Rickets in children was a widespread problem in Roman times, research into thousands of skeletons across Europe has revealed.

The findings reveal that vitamin D deficiency which causes rickets, a condition whose signs include skeletal deformity and bone pain, “is far from being a new problem”.

A century ago, rickets was rife in children, due to crowded urban living and industrial pollution which meant they were not exposed to sufficient sunlight to help make vitamin D in the body.

A skeleton showing evidence of rickets (Historic England/PA)
A skeleton showing evidence of rickets (Historic England/PA)

After mostly disappearing in the western world during the early 20th century as food was fortified with vitamin D, rickets has been on the rise in the UK in recent years, although levels are still relatively low.

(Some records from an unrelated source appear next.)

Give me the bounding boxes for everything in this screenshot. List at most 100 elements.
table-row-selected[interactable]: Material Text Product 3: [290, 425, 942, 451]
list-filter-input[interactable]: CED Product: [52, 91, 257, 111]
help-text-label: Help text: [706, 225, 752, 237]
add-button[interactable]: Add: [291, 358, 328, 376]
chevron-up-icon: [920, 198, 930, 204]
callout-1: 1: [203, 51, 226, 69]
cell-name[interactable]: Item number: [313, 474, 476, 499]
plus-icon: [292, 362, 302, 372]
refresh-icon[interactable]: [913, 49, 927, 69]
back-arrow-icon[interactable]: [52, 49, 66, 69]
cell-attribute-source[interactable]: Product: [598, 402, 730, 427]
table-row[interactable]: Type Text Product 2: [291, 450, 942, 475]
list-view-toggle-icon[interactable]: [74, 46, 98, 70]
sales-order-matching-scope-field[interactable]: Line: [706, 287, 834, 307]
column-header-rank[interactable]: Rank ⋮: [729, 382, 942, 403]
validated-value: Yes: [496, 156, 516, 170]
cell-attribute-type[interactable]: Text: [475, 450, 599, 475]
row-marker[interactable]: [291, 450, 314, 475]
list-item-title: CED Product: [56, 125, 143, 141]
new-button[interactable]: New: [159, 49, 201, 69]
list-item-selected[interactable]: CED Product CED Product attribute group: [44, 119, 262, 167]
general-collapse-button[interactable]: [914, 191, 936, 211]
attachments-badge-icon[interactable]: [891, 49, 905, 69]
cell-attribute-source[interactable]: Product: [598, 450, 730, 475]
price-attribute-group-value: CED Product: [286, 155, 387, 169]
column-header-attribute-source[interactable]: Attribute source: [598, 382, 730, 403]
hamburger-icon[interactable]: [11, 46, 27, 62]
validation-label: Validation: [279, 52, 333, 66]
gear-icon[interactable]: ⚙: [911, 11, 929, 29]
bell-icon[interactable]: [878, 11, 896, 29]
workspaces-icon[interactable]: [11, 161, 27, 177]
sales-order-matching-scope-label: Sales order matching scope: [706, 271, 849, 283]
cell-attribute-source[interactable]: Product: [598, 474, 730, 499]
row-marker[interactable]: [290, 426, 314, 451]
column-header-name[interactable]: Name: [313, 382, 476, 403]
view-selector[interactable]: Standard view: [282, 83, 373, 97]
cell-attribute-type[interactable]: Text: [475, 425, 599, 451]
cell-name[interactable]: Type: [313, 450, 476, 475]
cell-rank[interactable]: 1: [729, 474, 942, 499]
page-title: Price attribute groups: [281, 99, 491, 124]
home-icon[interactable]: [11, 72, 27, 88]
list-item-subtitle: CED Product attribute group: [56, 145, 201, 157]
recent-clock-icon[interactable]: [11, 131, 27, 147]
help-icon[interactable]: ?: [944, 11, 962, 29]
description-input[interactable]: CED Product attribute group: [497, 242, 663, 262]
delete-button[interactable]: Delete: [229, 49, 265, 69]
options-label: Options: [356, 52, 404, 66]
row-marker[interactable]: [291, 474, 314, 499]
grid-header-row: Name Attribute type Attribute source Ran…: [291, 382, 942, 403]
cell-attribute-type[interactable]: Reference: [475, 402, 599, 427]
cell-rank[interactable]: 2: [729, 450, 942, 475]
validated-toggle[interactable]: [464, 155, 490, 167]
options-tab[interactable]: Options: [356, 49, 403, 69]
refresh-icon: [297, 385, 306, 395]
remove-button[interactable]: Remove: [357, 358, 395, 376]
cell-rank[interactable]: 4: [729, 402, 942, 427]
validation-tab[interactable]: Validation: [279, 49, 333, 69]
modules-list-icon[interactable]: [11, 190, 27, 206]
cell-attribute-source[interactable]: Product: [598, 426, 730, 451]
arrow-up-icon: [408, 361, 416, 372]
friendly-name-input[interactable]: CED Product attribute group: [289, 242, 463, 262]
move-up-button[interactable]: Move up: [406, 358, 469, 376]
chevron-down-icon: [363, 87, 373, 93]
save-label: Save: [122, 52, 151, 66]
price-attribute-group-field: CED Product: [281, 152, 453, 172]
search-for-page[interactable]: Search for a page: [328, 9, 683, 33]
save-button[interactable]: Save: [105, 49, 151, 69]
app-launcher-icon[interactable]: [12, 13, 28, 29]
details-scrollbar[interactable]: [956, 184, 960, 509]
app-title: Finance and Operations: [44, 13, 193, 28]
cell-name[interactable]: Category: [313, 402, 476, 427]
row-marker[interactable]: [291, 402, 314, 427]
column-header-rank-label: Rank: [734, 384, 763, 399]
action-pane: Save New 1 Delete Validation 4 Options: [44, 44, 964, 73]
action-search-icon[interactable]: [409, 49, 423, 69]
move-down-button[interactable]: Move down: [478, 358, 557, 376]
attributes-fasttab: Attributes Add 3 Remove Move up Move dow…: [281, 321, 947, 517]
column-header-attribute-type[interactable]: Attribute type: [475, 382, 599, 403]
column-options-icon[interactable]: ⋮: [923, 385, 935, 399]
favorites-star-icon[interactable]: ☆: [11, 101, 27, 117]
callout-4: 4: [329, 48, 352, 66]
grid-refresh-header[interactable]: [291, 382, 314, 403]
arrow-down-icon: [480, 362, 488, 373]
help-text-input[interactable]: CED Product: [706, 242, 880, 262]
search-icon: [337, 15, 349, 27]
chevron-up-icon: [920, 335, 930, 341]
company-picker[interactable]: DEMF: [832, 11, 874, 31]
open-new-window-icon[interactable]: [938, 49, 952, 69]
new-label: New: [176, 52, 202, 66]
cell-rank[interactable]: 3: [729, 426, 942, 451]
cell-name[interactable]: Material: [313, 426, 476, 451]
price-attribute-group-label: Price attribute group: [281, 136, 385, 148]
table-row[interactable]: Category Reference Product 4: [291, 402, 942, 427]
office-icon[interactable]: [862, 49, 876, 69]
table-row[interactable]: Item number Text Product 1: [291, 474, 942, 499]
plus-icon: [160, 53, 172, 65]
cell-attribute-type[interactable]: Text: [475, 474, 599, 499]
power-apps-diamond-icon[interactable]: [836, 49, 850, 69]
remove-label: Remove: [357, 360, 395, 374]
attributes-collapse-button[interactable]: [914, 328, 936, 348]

Now research looking at 2,787 skeletons from 18 cemeteries across the Roman Empire, from England to the Mediterranean, shows how the problem was widespread 1,500 to 2,000 years ago.

Though vitamin D was not as bad a problem in Roman times as in the Victorian era, evidence for rickets was found in more than one in 20 children whose skeletons were studied, with most cases seen in infants.

Rickets in children was more common in northern parts of the Roman Empire such as England, the study by government heritage agency Historic England and McMaster University in Canada shows.

Around one in 10 of the youngsters from English cemeteries was suffering the bone disorder, according to the study published in the American Journal of Physical Anthropology.

The researchers said weaker sunshine at northern latitudes makes vitamin D synthesis less effective, but the high number of infants with the deficiency suggests the way very young children were cared for could also be to blame.

Colder conditions may have meant babies were kept indoors more, away from sunshine, while pregnant mothers may have been vitamin D deficient and passed this on to their children.

Simon Mays, a human skeletal biologist at Historic England, said: “Our study shows that vitamin D deficiency is far from being a new problem – even 2,000 years ago people, especially babies, were at risk.

“Being indoors away from sunshine was probably a key factor.

“Infant care practices that were innocuous in a Mediterranean climate may have been enough to tip babies into vitamin D deficiency under cloudy northern skies.”

An illustration shows how mothers and babies in the Roman Empire may have stayed indoors away from sunlight (Judith Dobie/Historic England/PA)

Vitamin D deficiency in Roman times was no more common in towns than in the countryside – unlike in the 19th century.

This is because most Roman towns were fairly small in comparison to the industrialised cities of the Victorian era and did not have the same levels of pollution which would block out the sunlight, the researchers said.

But one place in the study, a cemetery near Ostia, Italy, bucked this trend with a high number of skeletons with rickets.

Ostia was a port town which was densely populated and many people lived in multi-storey apartment buildings.

Megan Brickley of McMaster University said: “Living in apartments with small windows, in blocks that were closely spaced around courtyards and narrow streets, may have meant that many children weren’t exposed to enough sunlight to prevent vitamin D deficiency.”